Michael D Smith
Michael is a Supervisory Research Economist who leads the Economic and Social Sciences Research Program at the Alaska Fisheries Science Center, NOAA Fisheries. His research focuses on the economics of climate policy and identifying the impacts of climate change and cascading hazards. He is a chapter author on the U.S. Global Change Research Program’s Fifth National Climate Assessment (NCA5). He also serves as a subject matter expert for the World Meteorological Organization, drafting their Capacity Development Strategy for developing and small island nations. Before coming to NOAA Fisheries, he worked as a research economist in the NOAA Chief Economist’s Office.
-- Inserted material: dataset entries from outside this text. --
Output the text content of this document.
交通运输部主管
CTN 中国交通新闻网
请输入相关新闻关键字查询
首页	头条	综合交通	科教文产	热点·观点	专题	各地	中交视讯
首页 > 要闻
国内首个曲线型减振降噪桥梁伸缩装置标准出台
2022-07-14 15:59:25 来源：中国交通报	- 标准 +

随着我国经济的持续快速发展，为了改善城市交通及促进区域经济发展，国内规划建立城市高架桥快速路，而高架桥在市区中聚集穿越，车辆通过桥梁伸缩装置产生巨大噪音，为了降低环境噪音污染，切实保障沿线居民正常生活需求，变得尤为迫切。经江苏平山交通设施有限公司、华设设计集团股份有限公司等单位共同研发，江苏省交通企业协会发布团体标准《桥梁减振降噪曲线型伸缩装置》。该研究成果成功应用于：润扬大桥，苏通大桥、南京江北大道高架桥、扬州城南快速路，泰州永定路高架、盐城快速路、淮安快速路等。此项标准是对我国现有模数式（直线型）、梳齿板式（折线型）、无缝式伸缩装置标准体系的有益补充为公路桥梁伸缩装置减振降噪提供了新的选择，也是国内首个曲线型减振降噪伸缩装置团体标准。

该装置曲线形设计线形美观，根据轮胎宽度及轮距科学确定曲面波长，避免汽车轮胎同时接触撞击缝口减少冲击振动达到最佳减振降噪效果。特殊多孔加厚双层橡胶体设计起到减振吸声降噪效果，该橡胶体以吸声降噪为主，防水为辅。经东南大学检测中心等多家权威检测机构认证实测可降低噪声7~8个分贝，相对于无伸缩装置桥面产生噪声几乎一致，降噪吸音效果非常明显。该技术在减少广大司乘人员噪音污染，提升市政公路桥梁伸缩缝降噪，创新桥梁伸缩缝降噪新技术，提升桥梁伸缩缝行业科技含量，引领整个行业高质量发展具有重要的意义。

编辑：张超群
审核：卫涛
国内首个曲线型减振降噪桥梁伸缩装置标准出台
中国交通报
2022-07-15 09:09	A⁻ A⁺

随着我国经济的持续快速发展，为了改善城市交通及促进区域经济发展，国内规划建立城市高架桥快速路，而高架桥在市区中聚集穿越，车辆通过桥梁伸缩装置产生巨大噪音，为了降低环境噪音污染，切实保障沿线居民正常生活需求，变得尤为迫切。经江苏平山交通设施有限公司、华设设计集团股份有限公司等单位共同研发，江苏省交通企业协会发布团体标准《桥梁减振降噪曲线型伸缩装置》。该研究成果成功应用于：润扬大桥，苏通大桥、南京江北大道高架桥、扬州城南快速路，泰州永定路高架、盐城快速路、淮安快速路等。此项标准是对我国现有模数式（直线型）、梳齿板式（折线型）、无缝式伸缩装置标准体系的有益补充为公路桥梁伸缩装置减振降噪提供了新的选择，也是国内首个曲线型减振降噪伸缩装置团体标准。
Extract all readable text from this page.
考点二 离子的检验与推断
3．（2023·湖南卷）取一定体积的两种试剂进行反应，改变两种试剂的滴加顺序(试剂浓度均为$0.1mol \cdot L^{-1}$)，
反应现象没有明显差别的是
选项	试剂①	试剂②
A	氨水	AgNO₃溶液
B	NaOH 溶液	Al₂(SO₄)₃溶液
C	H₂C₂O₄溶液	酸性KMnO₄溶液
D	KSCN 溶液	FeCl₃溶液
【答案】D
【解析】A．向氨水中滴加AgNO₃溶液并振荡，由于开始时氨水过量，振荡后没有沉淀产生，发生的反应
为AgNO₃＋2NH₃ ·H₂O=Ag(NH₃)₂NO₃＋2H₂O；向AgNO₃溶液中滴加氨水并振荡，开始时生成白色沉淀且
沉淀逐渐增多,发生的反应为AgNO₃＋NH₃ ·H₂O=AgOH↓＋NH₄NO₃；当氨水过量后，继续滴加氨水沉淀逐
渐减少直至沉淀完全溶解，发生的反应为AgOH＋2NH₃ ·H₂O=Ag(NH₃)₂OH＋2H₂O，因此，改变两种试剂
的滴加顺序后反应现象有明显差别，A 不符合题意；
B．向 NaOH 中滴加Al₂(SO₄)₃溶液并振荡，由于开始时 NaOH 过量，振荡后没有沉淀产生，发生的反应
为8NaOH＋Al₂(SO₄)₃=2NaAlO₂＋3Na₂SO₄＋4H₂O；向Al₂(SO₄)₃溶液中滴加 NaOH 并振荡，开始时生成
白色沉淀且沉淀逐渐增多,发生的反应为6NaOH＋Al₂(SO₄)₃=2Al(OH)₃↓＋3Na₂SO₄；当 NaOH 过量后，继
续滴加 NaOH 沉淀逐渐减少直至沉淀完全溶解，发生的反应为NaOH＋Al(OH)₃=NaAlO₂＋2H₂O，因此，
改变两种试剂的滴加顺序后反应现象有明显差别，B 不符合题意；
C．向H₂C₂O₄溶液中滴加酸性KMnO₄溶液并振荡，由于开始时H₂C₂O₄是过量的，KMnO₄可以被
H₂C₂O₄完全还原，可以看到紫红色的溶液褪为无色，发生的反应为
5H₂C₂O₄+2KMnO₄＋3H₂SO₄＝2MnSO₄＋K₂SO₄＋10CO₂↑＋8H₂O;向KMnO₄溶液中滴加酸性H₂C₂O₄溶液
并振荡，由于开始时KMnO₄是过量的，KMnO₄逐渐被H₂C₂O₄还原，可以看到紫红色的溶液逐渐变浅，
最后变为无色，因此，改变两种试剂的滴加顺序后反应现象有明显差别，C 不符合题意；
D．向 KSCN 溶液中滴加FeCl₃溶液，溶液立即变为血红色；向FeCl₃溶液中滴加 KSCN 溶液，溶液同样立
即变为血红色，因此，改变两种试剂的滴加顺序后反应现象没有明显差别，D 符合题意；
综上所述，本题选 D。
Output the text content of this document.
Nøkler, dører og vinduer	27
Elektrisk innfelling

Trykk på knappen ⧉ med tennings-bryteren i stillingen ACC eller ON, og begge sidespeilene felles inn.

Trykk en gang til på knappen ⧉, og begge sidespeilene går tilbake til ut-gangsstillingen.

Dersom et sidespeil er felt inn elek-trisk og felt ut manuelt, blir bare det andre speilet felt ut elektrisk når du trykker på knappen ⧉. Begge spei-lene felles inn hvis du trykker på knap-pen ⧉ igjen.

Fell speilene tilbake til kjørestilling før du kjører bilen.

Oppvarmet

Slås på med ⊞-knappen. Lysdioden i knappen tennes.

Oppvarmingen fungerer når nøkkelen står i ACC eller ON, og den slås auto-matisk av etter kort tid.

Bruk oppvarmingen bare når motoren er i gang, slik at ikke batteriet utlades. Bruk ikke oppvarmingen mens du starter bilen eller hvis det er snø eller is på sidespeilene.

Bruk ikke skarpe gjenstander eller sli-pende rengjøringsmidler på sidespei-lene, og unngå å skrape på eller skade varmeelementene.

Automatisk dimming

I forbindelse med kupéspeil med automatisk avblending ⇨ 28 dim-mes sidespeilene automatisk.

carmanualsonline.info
Formerly, Michael worked at the Substance Abuse and Mental Health Services Administration (SAMHSA), where his work focused on the economics of substance abuse, mental health service delivery, and infectious diseases. Prior to joining SAMHSA, he worked as a research economist at the Economic Research Service (ERS) at USDA, identifying the determinants and effects of food insecurity (both domestically and internationally) and quantifying the benefits of food assistance programs. Before joining ERS, he worked as a statistician at the U.S. Census Bureau in the Research and Development and Innovation Survey Branch, a survey cosponsored by the National Science Foundation. He holds a Ph.D. in Economics from American University, an M.A. in economics from California State University, Fullerton, and a B.A. in Political Science, with a minor in Geophysics, from the University of Hawaii, at Mānoa.